C++: me.bathroom.directions = you.bathroom.directions
COBOL: It has come to my attention that you, C++, are seeking directions to the bathroom. The bathroom is where you wish to go. Extrapolating, I further speculate that a piss is what you wish to take in the bathroom to which you want to go.
C++: break
COBOL: An interrupt has occurred in C++’s request for a bathroom in which the piss that C++ wishes to take is to occur. The information that was previously requested will now be assigned to a global variable and kept in abeyance until such time as C++ …
C++: exit()
COBOL: … is ready to use the information which was previously requested on the subject of bathrooms in which various bodily effluvia may or may not be extruded via certain excretory apparatuses …

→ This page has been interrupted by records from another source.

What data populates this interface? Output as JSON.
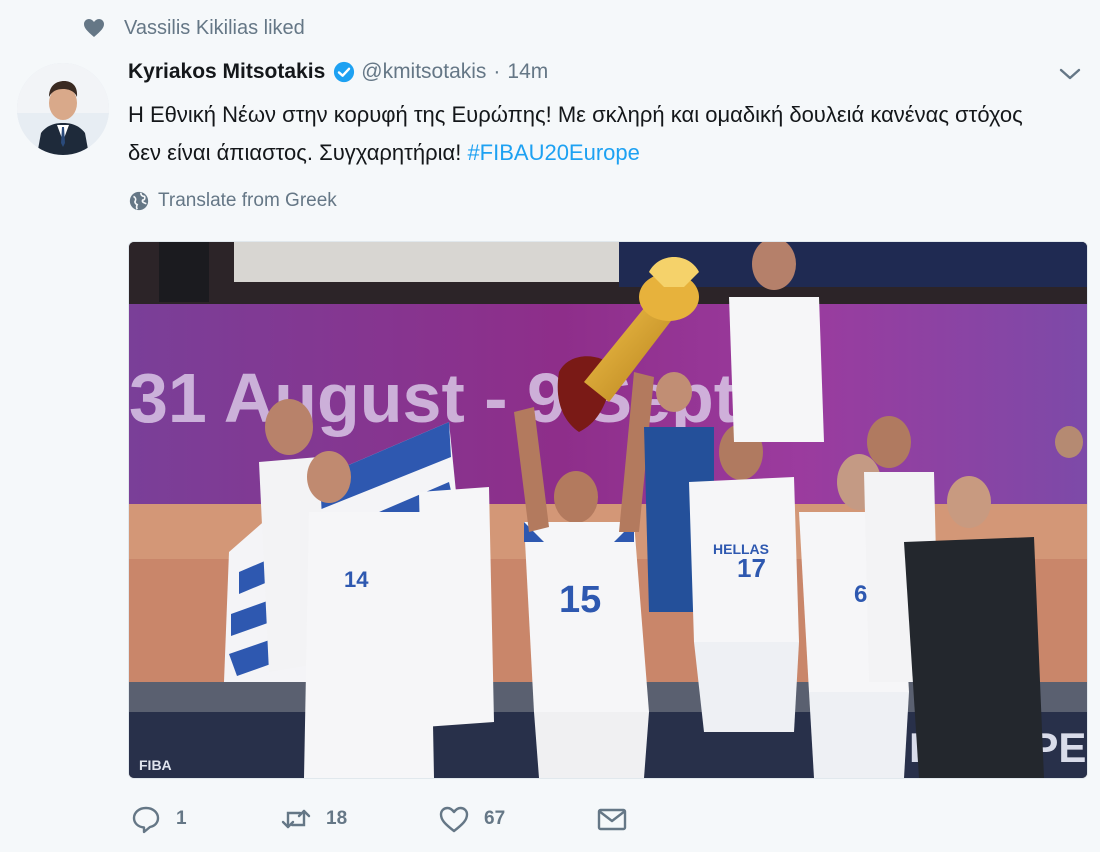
{
  "social_context": {
    "icon": "heart-icon",
    "text": "Vassilis Kikilias liked"
  },
  "tweet": {
    "fullname": "Kyriakos Mitsotakis",
    "screen_name": "@kmitsotakis",
    "separator": "·",
    "time": "14m",
    "text_main": "Η Εθνική Νέων στην κορυφή της Ευρώπης! Με σκληρή και ομαδική δουλειά κανένας στόχος δεν είναι άπιαστος. Συγχαρητήρια! ",
    "hashtag": "#FIBAU20Europe",
    "translate_label": "Translate from Greek"
  },
  "media": {
    "board_text": "31 August - 9 Sept",
    "jersey_15": "15",
    "jersey_17": "17",
    "jersey_6": "6",
    "jersey_14": "14",
    "jersey_hellas": "HELLAS",
    "corner_label": "FIBA",
    "floor_text": "EUROPE"
  },
  "actions": {
    "reply_count": "1",
    "retweet_count": "18",
    "like_count": "67"
  },
  "colors": {
    "accent": "#1da1f2",
    "muted": "#657786",
    "background": "#f5f8fa"
  }
}
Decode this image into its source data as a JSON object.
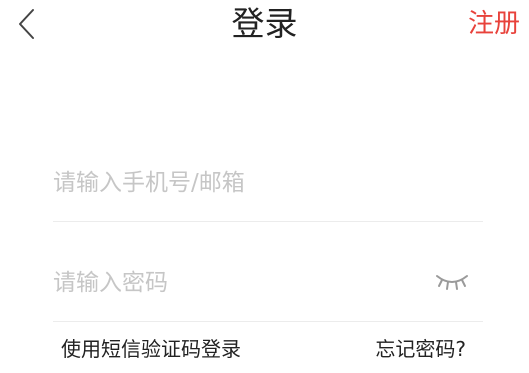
{
  "header": {
    "title": "登录",
    "register_label": "注册"
  },
  "form": {
    "phone_placeholder": "请输入手机号/邮箱",
    "phone_value": "",
    "password_placeholder": "请输入密码",
    "password_value": ""
  },
  "links": {
    "sms_login": "使用短信验证码登录",
    "forgot_password": "忘记密码?"
  },
  "icons": {
    "back": "chevron-left-icon",
    "password_visibility": "eye-closed-icon"
  },
  "colors": {
    "accent": "#e8423b",
    "text": "#222222",
    "placeholder": "#c6c6c6",
    "divider": "#ececec",
    "icon": "#9a9a9a"
  }
}
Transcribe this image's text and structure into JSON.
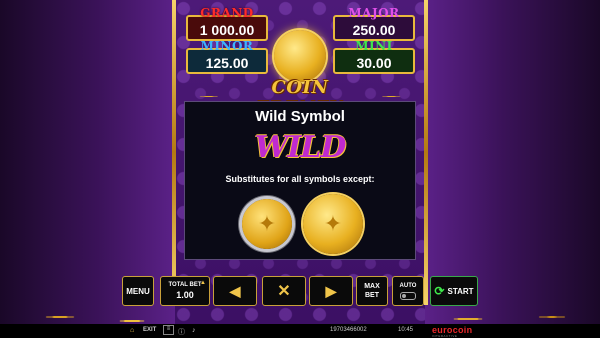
{
  "jackpots": {
    "grand": {
      "label": "GRAND",
      "value": "1 000.00"
    },
    "major": {
      "label": "MAJOR",
      "value": "250.00"
    },
    "minor": {
      "label": "MINOR",
      "value": "125.00"
    },
    "mini": {
      "label": "MINI",
      "value": "30.00"
    }
  },
  "game": {
    "logo": "COIN FRENZY"
  },
  "info_panel": {
    "title": "Wild Symbol",
    "wild_text": "WILD",
    "description": "Substitutes for all symbols except:"
  },
  "controls": {
    "menu": "MENU",
    "total_bet_label": "TOTAL BET",
    "total_bet_value": "1.00",
    "prev_icon": "◀",
    "close_icon": "✕",
    "next_icon": "▶",
    "max_bet": "MAX BET",
    "auto": "AUTO",
    "start": "START"
  },
  "status": {
    "exit": "EXIT",
    "session_id": "19703466002",
    "time": "10:45",
    "brand": "eurocoin",
    "brand_sub": "INTERACTIVE"
  },
  "colors": {
    "grand": "#ff2a2a",
    "major": "#e050e8",
    "minor": "#3ab4ff",
    "mini": "#3ee84a",
    "gold": "#f0c54a"
  }
}
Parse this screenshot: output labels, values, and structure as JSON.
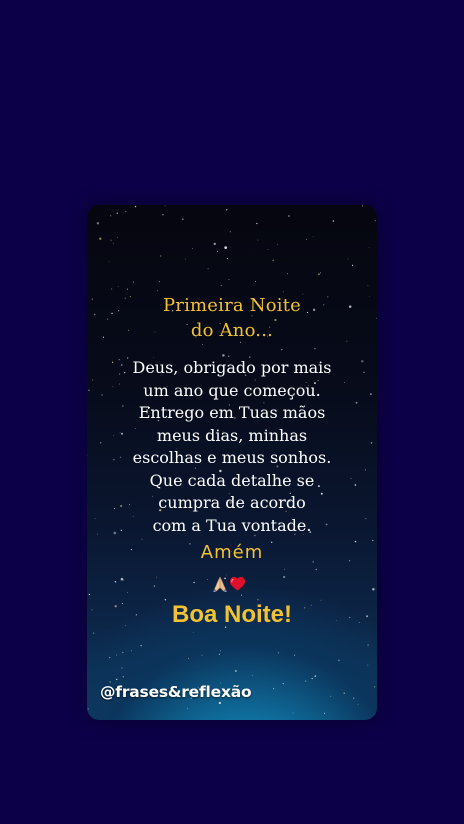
{
  "post": {
    "title_lines": [
      "Primeira Noite",
      "do Ano..."
    ],
    "body_lines": [
      "Deus, obrigado por mais",
      "um ano que começou.",
      "Entrego em Tuas mãos",
      "meus dias, minhas",
      "escolhas e meus sonhos.",
      "Que cada detalhe se",
      "cumpra de acordo",
      "com a Tua vontade."
    ],
    "amen": "Amém",
    "emoji_icons": [
      "praying-hands-icon",
      "red-heart-icon"
    ],
    "closing": "Boa Noite!",
    "handle": "@frases&reflexão"
  },
  "colors": {
    "background": "#0c0148",
    "accent_gold": "#f2c230",
    "text_white": "#ffffff",
    "sky_glow": "#18a4d0"
  }
}
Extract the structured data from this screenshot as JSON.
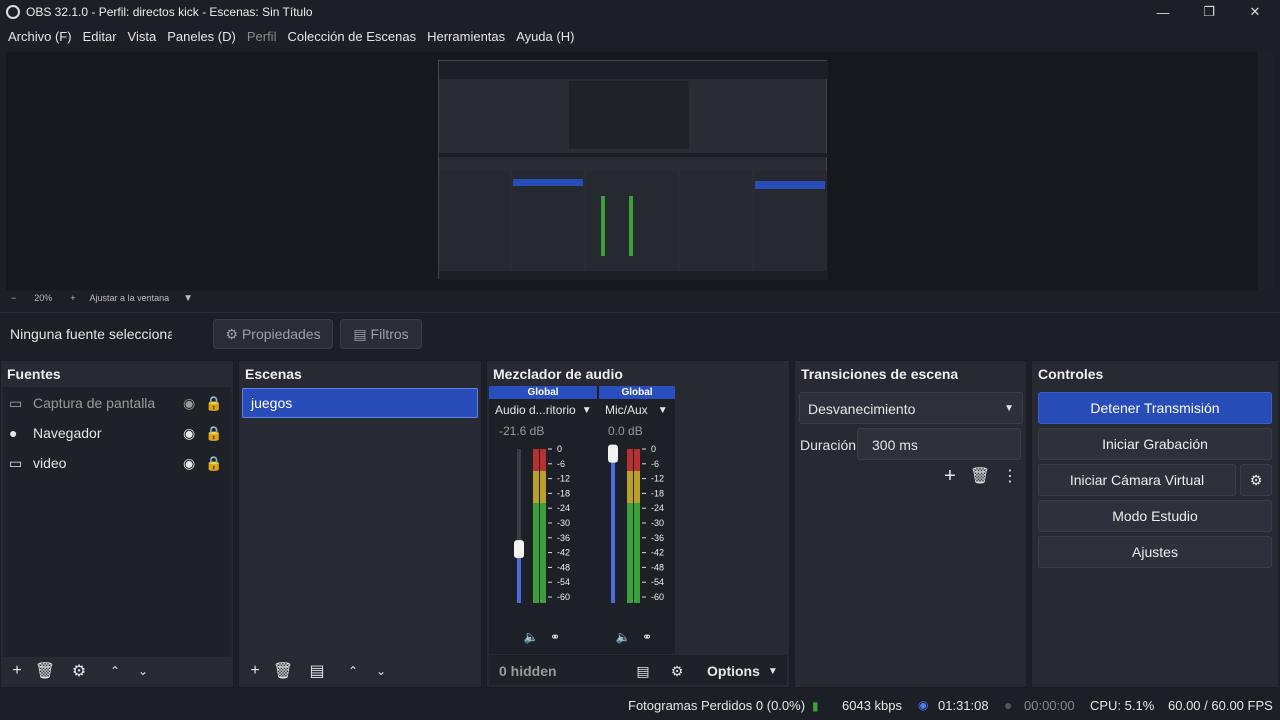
{
  "window": {
    "title": "OBS 32.1.0 - Perfil: directos kick - Escenas: Sin Título"
  },
  "menu": [
    "Archivo (F)",
    "Editar",
    "Vista",
    "Paneles (D)",
    "Perfil",
    "Colección de Escenas",
    "Herramientas",
    "Ayuda (H)"
  ],
  "zoom": {
    "minus": "−",
    "value": "20%",
    "plus": "+",
    "fit": "Ajustar a la ventana"
  },
  "source_bar": {
    "label": "Ninguna fuente seleccionada",
    "properties": "Propiedades",
    "filters": "Filtros"
  },
  "sources": {
    "title": "Fuentes",
    "items": [
      {
        "label": "Captura de pantalla",
        "icon": "monitor-icon",
        "visible": false
      },
      {
        "label": "Navegador",
        "icon": "globe-icon",
        "visible": true
      },
      {
        "label": "video",
        "icon": "monitor-icon",
        "visible": true
      }
    ]
  },
  "scenes": {
    "title": "Escenas",
    "items": [
      "juegos"
    ]
  },
  "mixer": {
    "title": "Mezclador de audio",
    "channels": [
      {
        "header": "Global",
        "name": "Audio d...ritorio",
        "db": "-21.6 dB",
        "level": 0.35
      },
      {
        "header": "Global",
        "name": "Mic/Aux",
        "db": "0.0 dB",
        "level": 0.97
      }
    ],
    "ticks": [
      "0",
      "-6",
      "-12",
      "-18",
      "-24",
      "-30",
      "-36",
      "-42",
      "-48",
      "-54",
      "-60"
    ],
    "hidden": "0 hidden",
    "options": "Options"
  },
  "transitions": {
    "title": "Transiciones de escena",
    "selected": "Desvanecimiento",
    "duration_label": "Duración",
    "duration_value": "300 ms"
  },
  "controls": {
    "title": "Controles",
    "stop_stream": "Detener Transmisión",
    "start_record": "Iniciar Grabación",
    "virtual_cam": "Iniciar Cámara Virtual",
    "studio": "Modo Estudio",
    "settings": "Ajustes"
  },
  "status": {
    "dropped": "Fotogramas Perdidos 0 (0.0%)",
    "bitrate": "6043 kbps",
    "stream_time": "01:31:08",
    "rec_time": "00:00:00",
    "cpu": "CPU: 5.1%",
    "fps": "60.00 / 60.00 FPS"
  },
  "colors": {
    "accent": "#284cb8",
    "meter_green": "#3aa13a",
    "meter_yellow": "#b8a02a",
    "meter_red": "#b83030"
  }
}
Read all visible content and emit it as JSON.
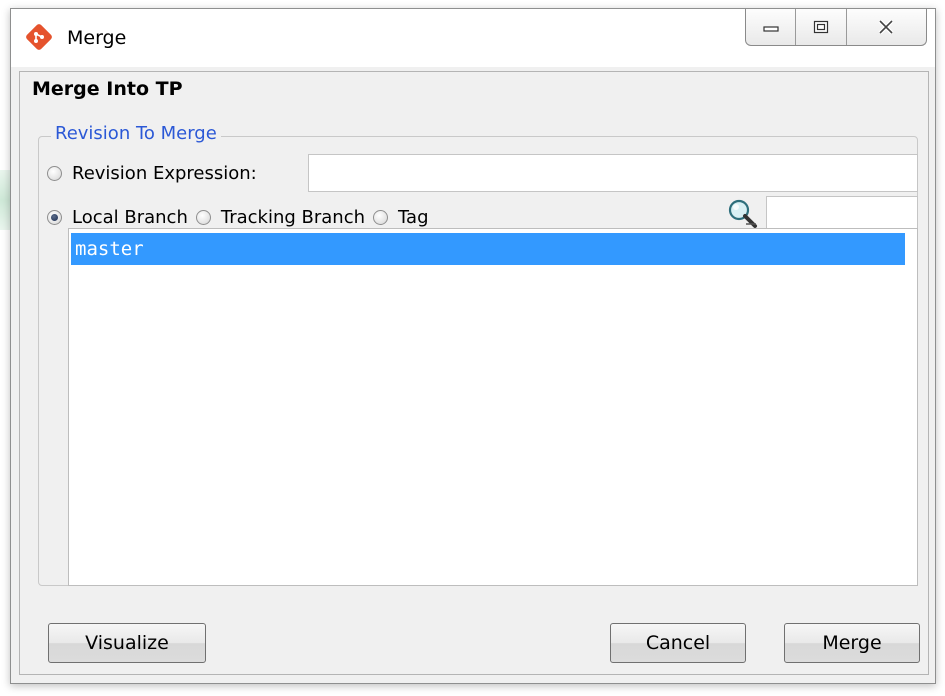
{
  "window": {
    "title": "Merge",
    "controls": [
      "minimize-icon",
      "maximize-icon",
      "close-icon"
    ]
  },
  "dialog": {
    "heading": "Merge Into TP",
    "group_label": "Revision To Merge",
    "revision_expression": {
      "label": "Revision Expression:",
      "value": "",
      "checked": false
    },
    "local_branch": {
      "label": "Local Branch",
      "checked": true
    },
    "tracking_branch": {
      "label": "Tracking Branch",
      "checked": false
    },
    "tag": {
      "label": "Tag",
      "checked": false
    },
    "filter_value": "",
    "branches": [
      {
        "name": "master",
        "selected": true
      }
    ]
  },
  "buttons": {
    "visualize": "Visualize",
    "cancel": "Cancel",
    "merge": "Merge"
  },
  "colors": {
    "selection": "#3399ff",
    "legend": "#2b58d6",
    "app_icon": "#e5532d"
  }
}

Of all the misguided efforts over the past several decades to make software easier to write, this notion that computer languages should be more like actual language is perhaps the silliest. Human language serves the human brian, a massive unkempt ganglionic supercomputer that is possibly the most complex entity in the universe — so complex that it doesn’t even understand itself. It can handle the maddening unspecificity, the sprawling chaos of our spoken languages — untangling idioms, parsing grammatical ambiguities, registering implicit connotations. English words can have many different and unrelated meanings, accreted over centuries of use. Our brains have to tease out the appropriate definition based entirely on abstruse factors like context and connotation and a priori knowledge of the speaker’s speech patterns. And even they don’t always get it right. This is not a good model for a computer language, which demands rigor and cannot bear ambiguity. We have a hard enough time getting programs right without having to worry about connotation and inference.
Ok. Fine. COBOL is easy to mock. We in the post-FORTRAN world are pretty much conditioned to mock COBOL. It’s domain-specific and verbose and overwrought, it’s antiquated and obsolete, it’s a shambling brontosaurus in a world of skittering raptors, blah blah blah. But the funny thing is … people are still writing COBOL. Lots of it. There are about 50 billion lines of COBOL floating around out there, with more added each year. It’s still happening. This says something about what passes for conventional wisdom in our industry, and about the danger of discounting the tried and true even in an field where every new advance has the lifespan of a fruitfly. But still, this just blows my mind. It’s sort of equivalent to hacking your way to the heart of a dark rainforest and finding not a small isolated tribe of men and women still using stone-age technology and listening to disco, but an entire civilization in this state. It’s the kind of thing that makes you question your basic assumptions about the universe.